Special Interest Dollars Influencing Judicial Elections

Estate of Denial: The Occupy Wall Street movement is shining a spotlight on how much influence big-money interests have with the White House and Congress.  But people are not talking about how big money is also increasingly getting its way with the courts, which is too bad. It’s a scandal that needs more attention. A blistering new report details how big business and corporate lobbyists are pouring money into state judicial elections across the country and packing the courts with judges who put special interests ahead of the public interest.

A case in point: West Virginia. In 2007, the West Virginia Supreme Court, on a 3-2 vote, threw out a $50 million damage award against the owner of a coal company. Funny thing: the man who would have had to pay the $50 million had spent $3 million to help elect the justice who cast the deciding vote. The West Virginia ruling was so outrageous that in 2009 the United States Supreme Court overturned it. But that was unusual. In most cases, judges are free to decide cases involving individuals and groups that have paid big money to get them elected. (MORE: Justice on Display: Should Judges Deliberate in Public?)

Supreme Court Could Impact 2012 Elections

USA Today:  The Supreme Court opens a potentially epic term Monday that could roil debate in the 2012 presidential election campaign.

The justices have taken a raft of cases that would affect people in their daily lives, including on when police can track their cars with GPS devices and what racy material gets on television when children might be watching.

In coming weeks, the justices will announce whether they will take on two major disputes over federal power, the most closely watched involving the new requirement that most people buy health insurance by 2014. The other concerns Arizona’s law allowing police to check the immigration status of people they have stopped.

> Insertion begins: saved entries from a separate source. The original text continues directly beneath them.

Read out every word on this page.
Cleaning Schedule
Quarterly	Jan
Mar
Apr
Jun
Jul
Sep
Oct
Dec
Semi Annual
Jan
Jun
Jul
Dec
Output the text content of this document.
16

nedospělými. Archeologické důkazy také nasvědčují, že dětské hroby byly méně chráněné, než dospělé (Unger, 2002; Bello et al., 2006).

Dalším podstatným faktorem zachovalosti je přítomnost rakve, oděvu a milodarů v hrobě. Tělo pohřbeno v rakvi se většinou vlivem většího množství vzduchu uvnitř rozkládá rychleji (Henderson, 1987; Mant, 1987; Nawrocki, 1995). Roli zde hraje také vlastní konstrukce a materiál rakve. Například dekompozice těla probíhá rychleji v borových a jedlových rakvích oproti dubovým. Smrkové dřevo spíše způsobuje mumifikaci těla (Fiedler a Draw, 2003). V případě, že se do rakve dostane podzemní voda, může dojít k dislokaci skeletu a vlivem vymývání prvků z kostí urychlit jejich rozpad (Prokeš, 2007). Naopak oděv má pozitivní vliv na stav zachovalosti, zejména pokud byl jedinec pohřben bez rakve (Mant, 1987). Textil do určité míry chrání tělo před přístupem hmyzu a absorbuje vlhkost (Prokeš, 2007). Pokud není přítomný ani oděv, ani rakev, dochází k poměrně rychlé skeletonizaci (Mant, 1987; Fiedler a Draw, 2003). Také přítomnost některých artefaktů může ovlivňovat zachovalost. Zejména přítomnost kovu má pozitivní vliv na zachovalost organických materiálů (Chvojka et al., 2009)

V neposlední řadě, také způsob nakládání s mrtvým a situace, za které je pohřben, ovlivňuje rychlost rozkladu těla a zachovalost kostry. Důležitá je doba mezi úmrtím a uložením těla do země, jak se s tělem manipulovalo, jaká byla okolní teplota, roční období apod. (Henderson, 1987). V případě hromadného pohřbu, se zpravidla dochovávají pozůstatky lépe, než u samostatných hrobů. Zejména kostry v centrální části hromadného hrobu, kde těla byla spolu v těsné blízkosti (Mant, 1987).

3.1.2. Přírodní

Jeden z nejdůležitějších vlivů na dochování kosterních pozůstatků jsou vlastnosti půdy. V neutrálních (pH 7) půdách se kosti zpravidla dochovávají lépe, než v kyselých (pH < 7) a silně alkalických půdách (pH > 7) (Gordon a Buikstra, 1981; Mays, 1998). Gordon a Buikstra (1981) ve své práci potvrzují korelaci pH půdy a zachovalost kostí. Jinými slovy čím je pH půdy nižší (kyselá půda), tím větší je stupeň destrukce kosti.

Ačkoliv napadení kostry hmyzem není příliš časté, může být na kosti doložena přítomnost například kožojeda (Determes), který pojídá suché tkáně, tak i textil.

Federal Challenge to Immigration Laws Expanded By Obama Administration

Washington Post: The Obama administration is escalating its crackdown on tough immigration laws, with lawyers reviewing four new state statutes to determine whether the federal government will take the extraordinary step of challenging the measures in court.

Justice Department lawyers have sued Arizona and Alabama, where a federal judge on Wednesday allowed key parts of that state’s immigration law to take effect but blocked other provisions. Federal lawyers are talking to Utah officials about a third possible lawsuit and are considering legal challenges in Georgia, Indiana and South Carolina, according to court documents and government officials.

The level of federal intervention is highly unusual, legal experts said, especially because civil rights groups already have sued most of those states. Typically, the government files briefs or seeks to intervene in other lawsuits filed against state statutes.

Idaho Vs. Uncle Sam Over Grizzly Bear Killing

LA Times: Reporting from Bonners Ferry, Idaho— To understand the deep rift over federal regulation of endangered species, one only had to sit in the stands of the annual 4-H auction at the Boundary County Fairgrounds here last month, when 14-year-old Jasmine Hill’s handsome pig, Regina, went up for sale.

First, it’s important to know the back story: Jasmine’s father, Jeremy, had been charged by the U.S. Justice Department a few weeks earlier with shooting a grizzly bear — a federally designated threatened species — 40 yards from the back door of the family home at the base of the Selkirk Mountains.

Plenty of people have been charged with illegally killing endangered wolves, bears, caribou and other animals with tenuous footholds in the rugged country in places like northern Idaho.

But this was different. Hill, his neighbors said, was protecting his home and his family. He was doing what any of them might have done. And now a man trying to raise six children out in the woods on a backhoe operator’s earnings was facing up to a year in prison and a $50,000 fine.

ABA President Says Deregulating The Practice Of Law A Bad Idea

ABA Journal:  ABA President Wm. T. (Bill) Robinson III agrees the poor need more legal help, but says deregulating law practice is not the answer.

Robinson outlines the ABA’s views on legal aid for the poor in a letter to the editor of the New York Times. His letter responds to a Times op-ed last week that suggests the “justice gap” could be addressed by allowing nonlawyers “into the mix” who could handle easier matters such as uncontested divorces. A Wall Street Journal op-ed by two Brookings Institution fellows, also published last week, made a similar point.

Robinson disagrees. “A rush to open the practice of law to unschooled, unregulated nonlawyers is not the solution,” he writes. “This would cause grave harm to clients. Even matters that appear simple, such as uncontested divorces, involve myriad legal rights and responsibilities. If the case is not handled by a professional with appropriate legal training, a person can suffer serious long-term consequences affecting loved ones or financial security.”